AdExchanger asked Ken Allen, who is Director, Head of Digital Media and Internet Advisory with Blackstone Advisory Partners, LP, his reaction to the deal and the opportunity with digital ad, targeting data.
AdExchanger: What's your take on DG's acquisition of Peer39?
KEN ALLEN: It's an interesting move for DG. This deal is emblematic of a central theme we see in the sector around cross-channel, real-time data analytics and targeting. One needs many pieces to fulfill this vision -- analytics capabilities across multiple, disparate pools of data, real-time attribution and targeting, RTB across display, mobile, social, video, search, etc. Some of these pieces will be "owned" and others will be "rented". Arguably, no one has the full suite of capabilities yet, but many players are moving in that direction, assembling the various components through both partnerships and acquisition. This deal is a prime example of a trend towards building comprehensive, unified marketing platforms and I expect to see more like it.

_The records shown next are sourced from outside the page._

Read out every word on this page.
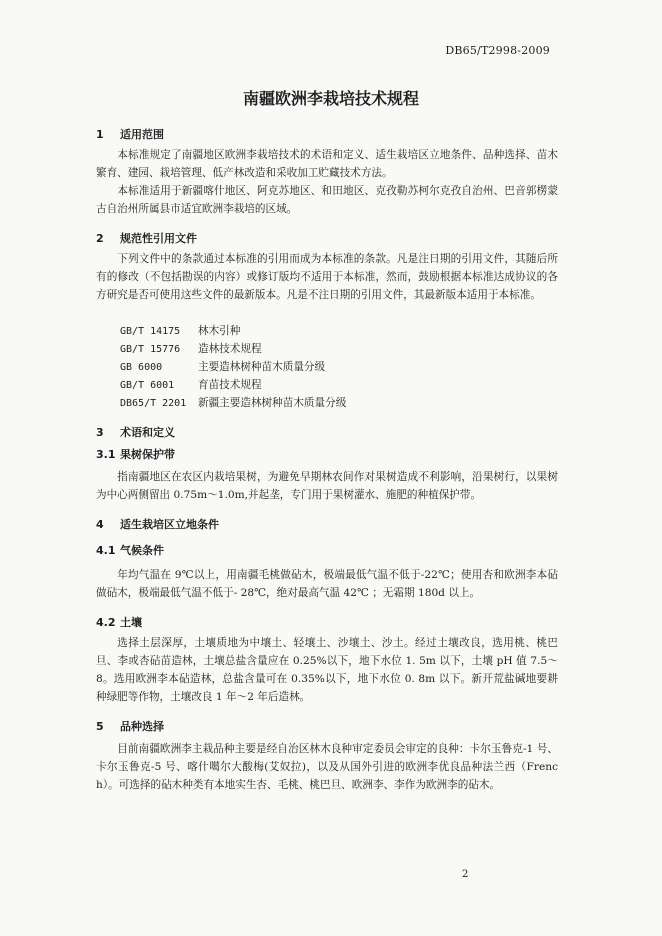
DB65/T2998-2009
南疆欧洲李栽培技术规程
1 适用范围
本标准规定了南疆地区欧洲李栽培技术的术语和定义、适生栽培区立地条件、品种选择、苗木繁育、建园、栽培管理、低产林改造和采收加工贮藏技术方法。
本标准适用于新疆喀什地区、阿克苏地区、和田地区、克孜勒苏柯尔克孜自治州、巴音郭楞蒙古自治州所属县市适宜欧洲李栽培的区域。
2 规范性引用文件
下列文件中的条款通过本标准的引用而成为本标准的条款。凡是注日期的引用文件，其随后所有的修改（不包括勘误的内容）或修订版均不适用于本标准，然而，鼓励根据本标准达成协议的各方研究是否可使用这些文件的最新版本。凡是不注日期的引用文件，其最新版本适用于本标准。
GB/T 14175 林木引种
GB/T 15776 造林技术规程
GB 6000	主要造林树种苗木质量分级
GB/T 6001 育苗技术规程
DB65/T 2201 新疆主要造林树种苗木质量分级
3 术语和定义
3.1 果树保护带
指南疆地区在农区内栽培果树，为避免早期林农间作对果树造成不利影响，沿果树行，以果树为中心两侧留出 0.75m～1.0m,并起垄，专门用于果树灌水、施肥的种植保护带。
4 适生栽培区立地条件
4.1 气候条件
年均气温在 9℃以上，用南疆毛桃做砧木，极端最低气温不低于-22℃；使用杏和欧洲李本砧做砧木，极端最低气温不低于- 28℃，绝对最高气温 42℃ ；无霜期 180d 以上。
4.2 土壤
选择土层深厚，土壤质地为中壤土、轻壤土、沙壤土、沙土。经过土壤改良，选用桃、桃巴旦、李或杏砧苗造林，土壤总盐含量应在 0.25%以下，地下水位 1. 5m 以下，土壤 pH 值 7.5～8。选用欧洲李本砧造林，总盐含量可在 0.35%以下，地下水位 0. 8m 以下。新开荒盐碱地要耕种绿肥等作物，土壤改良 1 年～2 年后造林。
5 品种选择
目前南疆欧洲李主栽品种主要是经自治区林木良种审定委员会审定的良种：卡尔玉鲁克-1 号、卡尔玉鲁克-5 号、喀什噶尔大酸梅(艾奴拉)，以及从国外引进的欧洲李优良品种法兰西（French）。可选择的砧木种类有本地实生杏、毛桃、桃巴旦、欧洲李、李作为欧洲李的砧木。
2
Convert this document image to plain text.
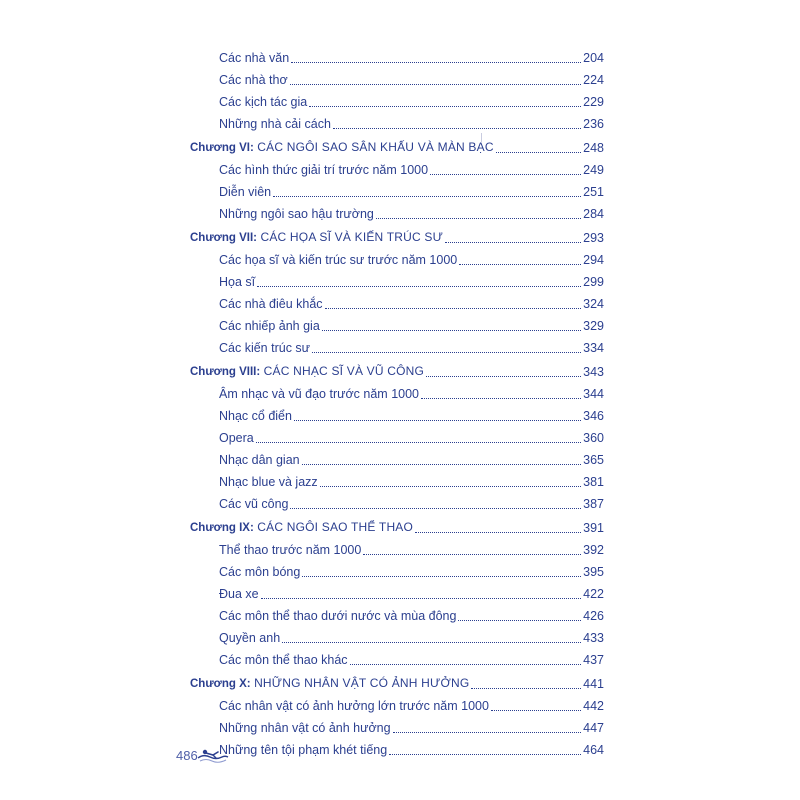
Các nhà văn	204
Các nhà thơ	224
Các kịch tác gia	229
Những nhà cải cách	236
Chương VI: CÁC NGÔI SAO SÂN KHẤU VÀ MÀN BẠC	248
Các hình thức giải trí trước năm 1000	249
Diễn viên	251
Những ngôi sao hậu trường	284
Chương VII: CÁC HỌA SĨ VÀ KIẾN TRÚC SƯ	293
Các họa sĩ và kiến trúc sư trước năm 1000	294
Họa sĩ	299
Các nhà điêu khắc	324
Các nhiếp ảnh gia	329
Các kiến trúc sư	334
Chương VIII: CÁC NHẠC SĨ VÀ VŨ CÔNG	343
Âm nhạc và vũ đạo trước năm 1000	344
Nhạc cổ điển	346
Opera	360
Nhạc dân gian	365
Nhạc blue và jazz	381
Các vũ công	387
Chương IX: CÁC NGÔI SAO THỂ THAO	391
Thể thao trước năm 1000	392
Các môn bóng	395
Đua xe	422
Các môn thể thao dưới nước và mùa đông	426
Quyền anh	433
Các môn thể thao khác	437
Chương X: NHỮNG NHÂN VẬT CÓ ẢNH HƯỞNG	441
Các nhân vật có ảnh hưởng lớn trước năm 1000	442
Những nhân vật có ảnh hưởng	447
Những tên tội phạm khét tiếng	464
486
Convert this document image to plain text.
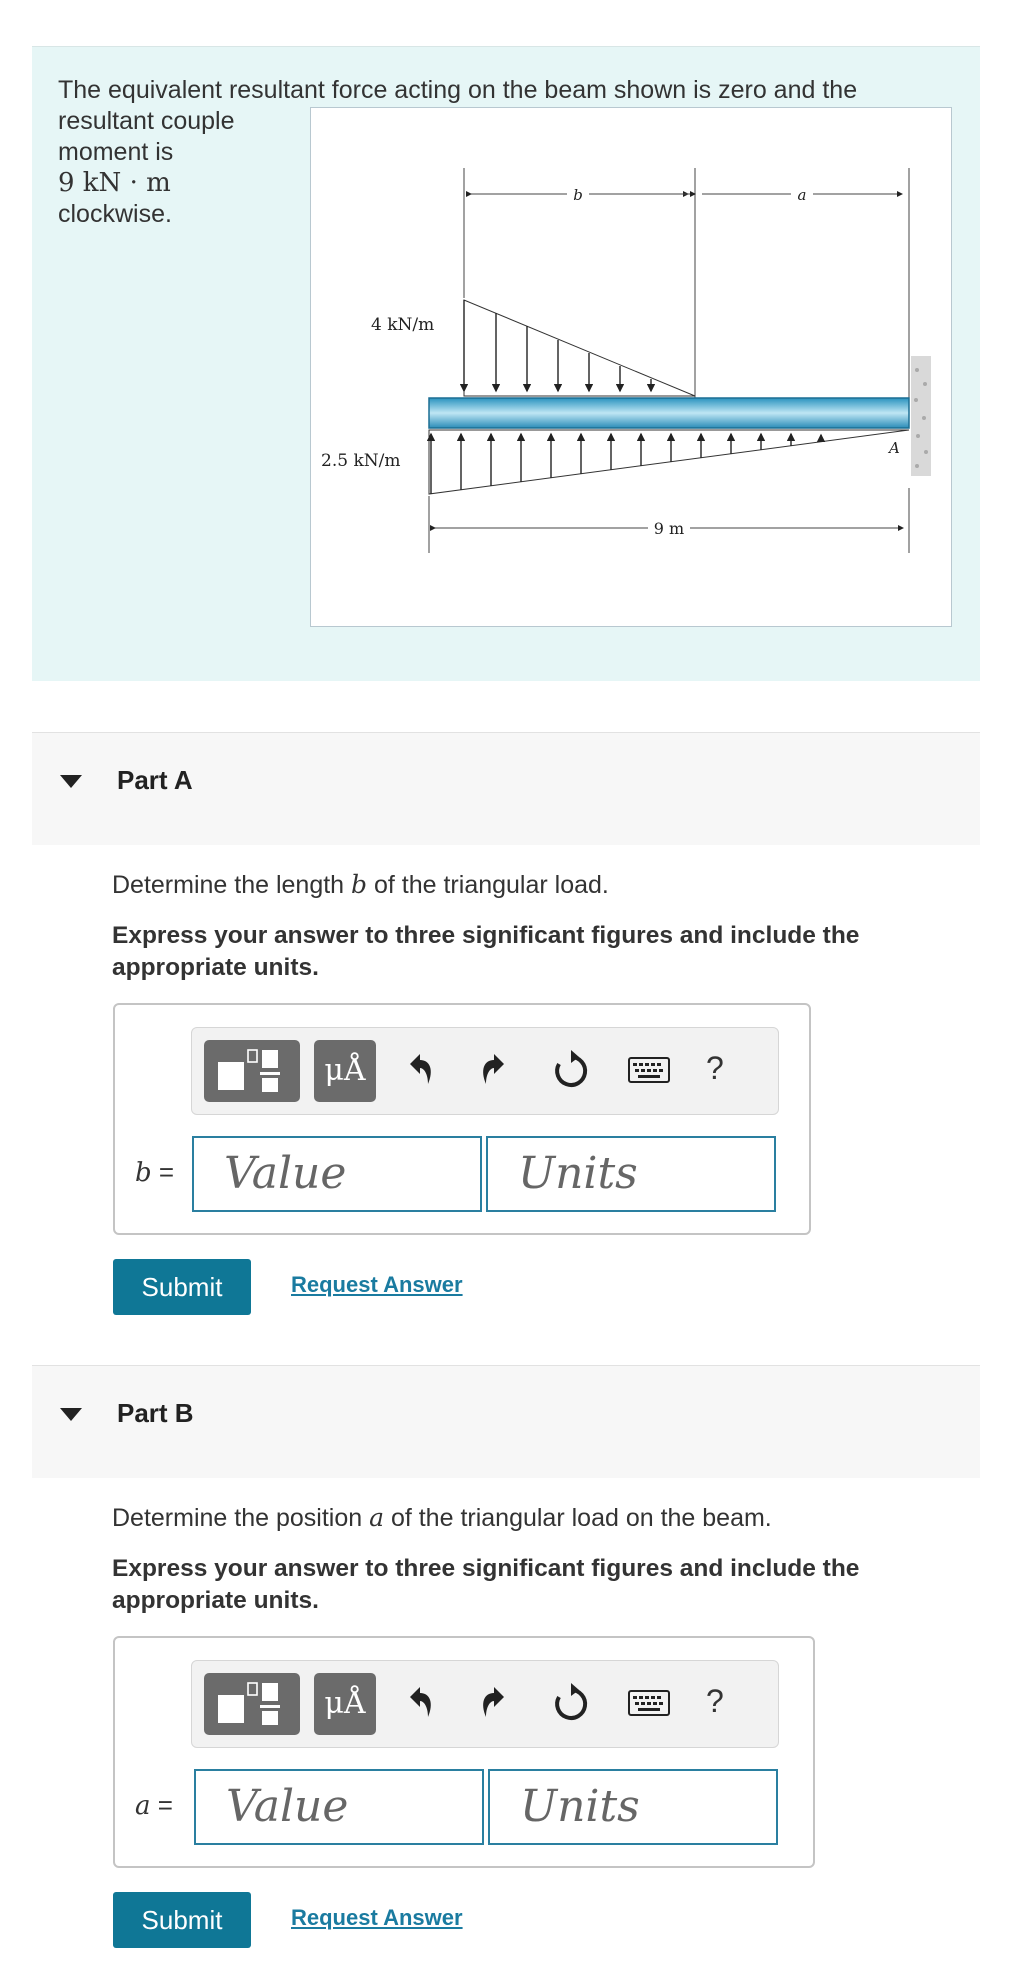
The equivalent resultant force acting on the beam shown is zero and the
resultant couple
moment is
9 kN · m
clockwise.
b	a
4 kN/m
A
2.5 kN/m
9 m
Part A
Determine the length b of the triangular load.
Express your answer to three significant figures and include the appropriate units.
μÅ	?
b =	Value	Units
Submit	Request Answer
Part B
Determine the position a of the triangular load on the beam.
Express your answer to three significant figures and include the appropriate units.
μÅ	?
a =	Value	Units
Submit	Request Answer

What makes for a successful data company these days? Any successful attributes?
Third-party data is becoming increasingly commoditized and there is less and less differentiation among industry participants that are simply functioning as data aggregators / distributors.
The most successful models have evolved beyond aggregation to real-time management of large, complex first+third party data sets. The natural evolution on the enterprise side is to layer on custom analytics and real-time media buying. There is a strong logic to having many of these pieces as part of a unified platform (e.g. a cross-channel CMO dashboard) and I believe that is where we are headed with many of the leading products. There will be an interesting place for aggregators/suppliers of unified first/third party data sets; however, undifferentiated third party data aggregators will need to evolve their offerings in my view.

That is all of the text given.